Brandi Keusch, Jasper, Indiana: In your column "Learning Ropes on Firing Line", you stated that a person may always be the same, but depending on who they are with, people may think of them differently.

For example, if an average person was with a bunch of dweebs that person would look brilliant, but if he or she were with a bunch of smart people they would look dumb.

COMMENT: This is why I try to hang around presidential candidates as much as possible.

Abby L. Kuntz, Jasper, Indiana: I was wondering if you ever ruout of ideas or have writer's block. If so, what do you do to get past it?

COMMENT: I run letters from Jasper, Indiana.

Arah Leslie, Jasper, Indiana: I am beginning to wonder where yoget some of your column ideas from.

COMMENT: Columnists get ideas from all kinds of places: Fro what they see and what they hear, from what they feel and what they think. They get ideas from readers and colleagues, from the mail and from telephone calls. They sometimes travel around the country and the world to learn new things.

They get ideas from people with axes to grind and scores to settle. And from people so battered by life that they feel their local newspaper is their court of last resort.

A columnist's ideas are as rich or as poor as his ability to perceive life around him. All he has to do is open his eyes, his ears and his mind.
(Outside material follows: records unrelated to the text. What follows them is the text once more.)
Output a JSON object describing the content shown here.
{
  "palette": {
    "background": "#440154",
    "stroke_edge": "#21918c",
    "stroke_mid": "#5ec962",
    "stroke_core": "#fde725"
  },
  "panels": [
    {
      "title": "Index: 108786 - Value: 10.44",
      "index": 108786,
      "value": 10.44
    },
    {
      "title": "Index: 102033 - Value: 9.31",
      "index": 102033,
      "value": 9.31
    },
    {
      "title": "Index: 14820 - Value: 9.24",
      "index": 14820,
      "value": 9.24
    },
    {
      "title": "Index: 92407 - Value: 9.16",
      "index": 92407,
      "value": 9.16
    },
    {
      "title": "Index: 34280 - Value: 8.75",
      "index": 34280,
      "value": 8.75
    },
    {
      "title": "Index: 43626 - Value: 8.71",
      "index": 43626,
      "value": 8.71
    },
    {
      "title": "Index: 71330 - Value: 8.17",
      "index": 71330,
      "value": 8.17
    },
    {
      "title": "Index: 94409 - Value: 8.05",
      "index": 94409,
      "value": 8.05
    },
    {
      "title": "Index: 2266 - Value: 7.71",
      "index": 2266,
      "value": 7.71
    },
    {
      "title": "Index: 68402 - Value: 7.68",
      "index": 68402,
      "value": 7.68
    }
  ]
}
And sometimes I just take old Erma Bombeck columns and put my name on them.

Toni Williams, Jasper, Indiana: I had many questions whilreading your column, but the one I asked myself the most was "How did you get started being a journalist? Was it a life-long dream, or was it a sudden decision? Who hired you? Do you write many books?" Another question I have is "What do you do in your free time?"

COMMENT: In my free time I write magazine articles and books. I have written two books so far and a third is under way. The tentative title is: "My Life, Volume I, The Early Years."

As to how I got started in journalism, well, I followed a rocky road. I never wanted to be a journalist. I wanted to play the trumpet in a bawdy house. I wanted to hang around the bar with a purple derby on my head and play my music.

When I told my mother this, she was horrified and packed me off to college where I learned all about journalism.

And I remember the day I got my first job. I wrote my mother and said: "Ma, I have become a newspaperman!"

She sent me a trumpet.

In all seriousness, I would like to thank the students of Japser for writing to me and for reading their daily newspaper. The one piece of advice I have for students at any level of education is to read on their own time, even when such reading is not assigned in class. Read anything.

I read so many comic books as a kid that my parents thought I would grow up to become Batman (actually, I liked the Green Arrow better.) As the years went by, I turned to slightly higher quality stuff.

But the reading habit is what is important. Once you develop it, the future is yours.

And every time I despair of the quality of education in America, I am going to re-read the letters from Jasper and be uplifted.